Sonst ist am Ende "na-zi-o-nal" nicht viel. Als daß man blöde selber in ein Joch gestiegen sein könnte. Den Reichsdeutschen, den Faschismus-Italienern, denen mußte rausgeholfen werden aus dem niederdrückenden Fesselsteig.

Und heute? Weil man denkt, auf die mit den Ressentiments lauschen zu müssen. Meint, denen was glauben zu können. Sich von dergleichen Dinge vorsagen läßt, sich wo hingeleiten. Als wär blöckende Schafherde. In einem Fackelschein, der doch was bei einem beleuchtet, wenn man schon wo hingeht. Nur, was immer hier Wahrnehmung ist ...

Scheinbar hat man den Blick, die Entschlußkraft dafür verloren, bei allerschrecklichsten, fürchterlichsten Leuten abwinken zu können. Hier welchen den Scheibenwischer zu zeigen.

Die plumpeste Täuschung, die macht bei einem was her. Funktioniert jemandem. Ein paar von DENEN, die geben sich schon gar keine Mühe mehr ...

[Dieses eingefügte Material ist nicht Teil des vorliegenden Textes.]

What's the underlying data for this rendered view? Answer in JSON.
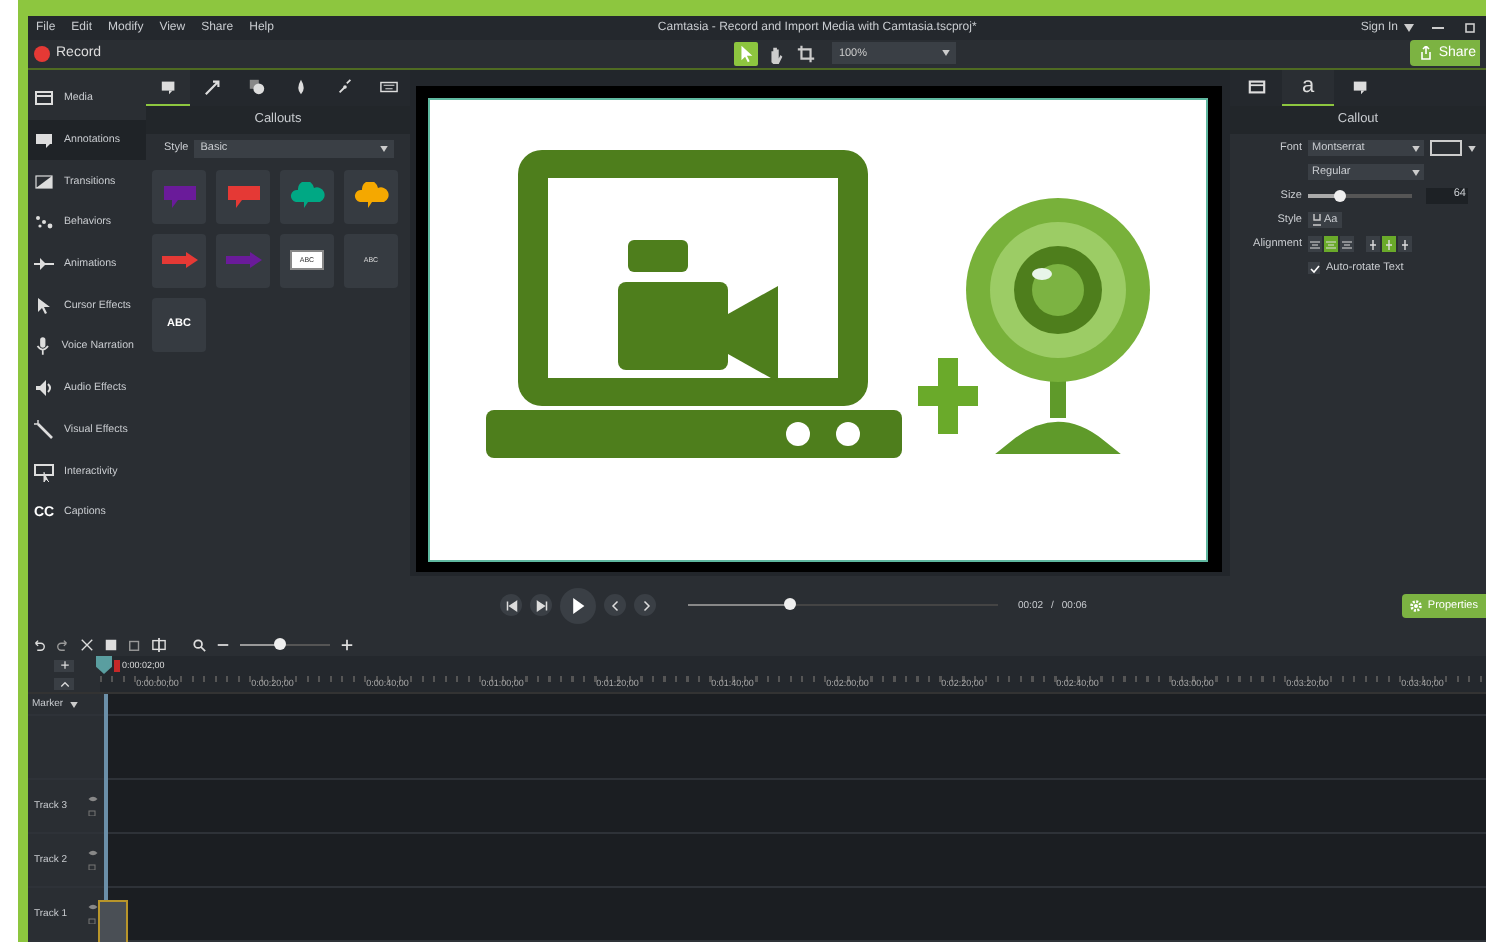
{
  "menu": [
    "File",
    "Edit",
    "Modify",
    "View",
    "Share",
    "Help"
  ],
  "window": {
    "title": "Camtasia - Record and Import Media with Camtasia.tscproj*",
    "sign_in": "Sign In"
  },
  "toolbar": {
    "record": "Record",
    "tools": [
      {
        "selected": true
      },
      {
        "selected": false
      },
      {
        "selected": false
      }
    ],
    "zoom": "100%",
    "share": "Share"
  },
  "sidebar": {
    "items": [
      {
        "label": "Media",
        "selected": false
      },
      {
        "label": "Annotations",
        "selected": true
      },
      {
        "label": "Transitions",
        "selected": false
      },
      {
        "label": "Behaviors",
        "selected": false
      },
      {
        "label": "Animations",
        "selected": false
      },
      {
        "label": "Cursor Effects",
        "selected": false
      },
      {
        "label": "Voice Narration",
        "selected": false
      },
      {
        "label": "Audio Effects",
        "selected": false
      },
      {
        "label": "Visual Effects",
        "selected": false
      },
      {
        "label": "Interactivity",
        "selected": false
      },
      {
        "label": "Captions",
        "selected": false,
        "badge": "CC"
      }
    ]
  },
  "callouts": {
    "tabs": [
      {
        "selected": true
      },
      {
        "selected": false
      },
      {
        "selected": false
      },
      {
        "selected": false
      },
      {
        "selected": false
      },
      {
        "selected": false
      }
    ],
    "title": "Callouts",
    "style_label": "Style",
    "style_value": "Basic",
    "tiles": [
      {
        "kind": "bubble",
        "color": "#6a1b9a"
      },
      {
        "kind": "bubble",
        "color": "#e53935"
      },
      {
        "kind": "cloud",
        "color": "#00a884"
      },
      {
        "kind": "cloud",
        "color": "#f5a800"
      },
      {
        "kind": "arrow",
        "color": "#e53935"
      },
      {
        "kind": "arrow",
        "color": "#6a1b9a"
      },
      {
        "kind": "box",
        "text": "ABC"
      },
      {
        "kind": "text",
        "text": "ABC"
      },
      {
        "kind": "text_large",
        "text": "ABC"
      }
    ]
  },
  "properties": {
    "tabs": [
      {
        "selected": false
      },
      {
        "label": "a",
        "selected": true
      },
      {
        "selected": false
      }
    ],
    "title": "Callout",
    "font_label": "Font",
    "font": "Montserrat",
    "weight": "Regular",
    "size": {
      "label": "Size",
      "level": 0.3,
      "value": "64"
    },
    "style": {
      "label": "Style",
      "value": "Aa"
    },
    "alignment": {
      "label": "Alignment",
      "buttons": [
        {
          "selected": false
        },
        {
          "selected": true
        },
        {
          "selected": false
        },
        {
          "selected": false
        },
        {
          "selected": true
        },
        {
          "selected": false
        }
      ]
    },
    "auto_rotate": {
      "label": "Auto-rotate Text",
      "checked": true
    }
  },
  "playback": {
    "level": 0.33,
    "time": "00:02",
    "separator": "/",
    "duration": "00:06",
    "properties": "Properties"
  },
  "timeline": {
    "zoom": {
      "level": 0.45
    },
    "playhead": "0:00:02;00",
    "ticks": [
      "0:00:00;00",
      "0:00:20;00",
      "0:00:40;00",
      "0:01:00;00",
      "0:01:20;00",
      "0:01:40;00",
      "0:02:00;00",
      "0:02:20;00",
      "0:02:40;00",
      "0:03:00;00",
      "0:03:20;00",
      "0:03:40;00"
    ],
    "marker": "Marker",
    "tracks": [
      "Track 3",
      "Track 2",
      "Track 1"
    ]
  }
}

Man siehe mal nur, man hat in Itallien keine Härte gegen Leute, die den alten "Duce" loben. Als müßte man für so was keine innere Härte, Entschlossenheit haben. Der "Duce", was er war, wohl auch nur ein Despot. Ein Gewaltherrscher.

Ehrlich, auch die Italiener, die haben anscheinend so was den "Duce" lange nicht mehr wo gesehen. Haben bald DAS wiedergekehrt, bei den Europafeinden, bei einem Denken an "nationale" Grenzen. Borniert, bräsig, obwohl gelenkt und nebenher den weiten Horizont aus dem Blick verloren. Das, weswegen beispielsweise auch die Italiener sich zu De Gaulle und Adenauer dazusetzen mußten, an einen Tisch. Der Tisch bei Adenauer, De Gaulle, an dem immer mehr Gesichter rumhockten. Daß am Schluß selbst die einen, bestimmten Briten, die vom "Commonswealth", sich noch von ihrer Insel fort dort hinverirren mußten. Anscheinend aufgeschreckt von ihrem damals schon tollen Geheimdienst, die damaligen Briten. Doch der Meinung, besser selber persönlich dazusein, statt alles immer nur haarklein erzählt zu bekommen.

Was ist hier nur los? Hier und dort in den Regionen? Das Vulgäre, Plumpe blüht.

Wer braucht diese Blüte aber nur?

Vulgär gewöhnlich werden Leute eines Kreises gewählt, mit Kreuzen auf Wahlzetteln versorgt.

Glaubt man wirklich an DIE, daß man bei DENEN irgendwie was anzukreuzen hätte? Im Innern Europas? Figuren, wie aus der Welt des Vorvorgestern? So welchen auf den Leim zu gehen, so Dingen aufzusitzen?

Altvorderstes Wiedergängertum. Alles, das bleiben dürfte, wo es war. Mit seinen trüben Verhältnissen irgendwo zwischen Seiten der Geschichtsbücher eingesperrt.

Reicht's denn nicht, von was zu lesen? Will man's echt in heutiger Zeit am eigenen Leib erfahren, kennenlernen?

Nur weil DAS immer untot war. Weil es untot war, MUSS man es doch nicht wieder für alles und jeden ins Leben zurückkehren lassen. Doch auch nicht noch für sich. Am allerwenigsten für sich. Oder nicht?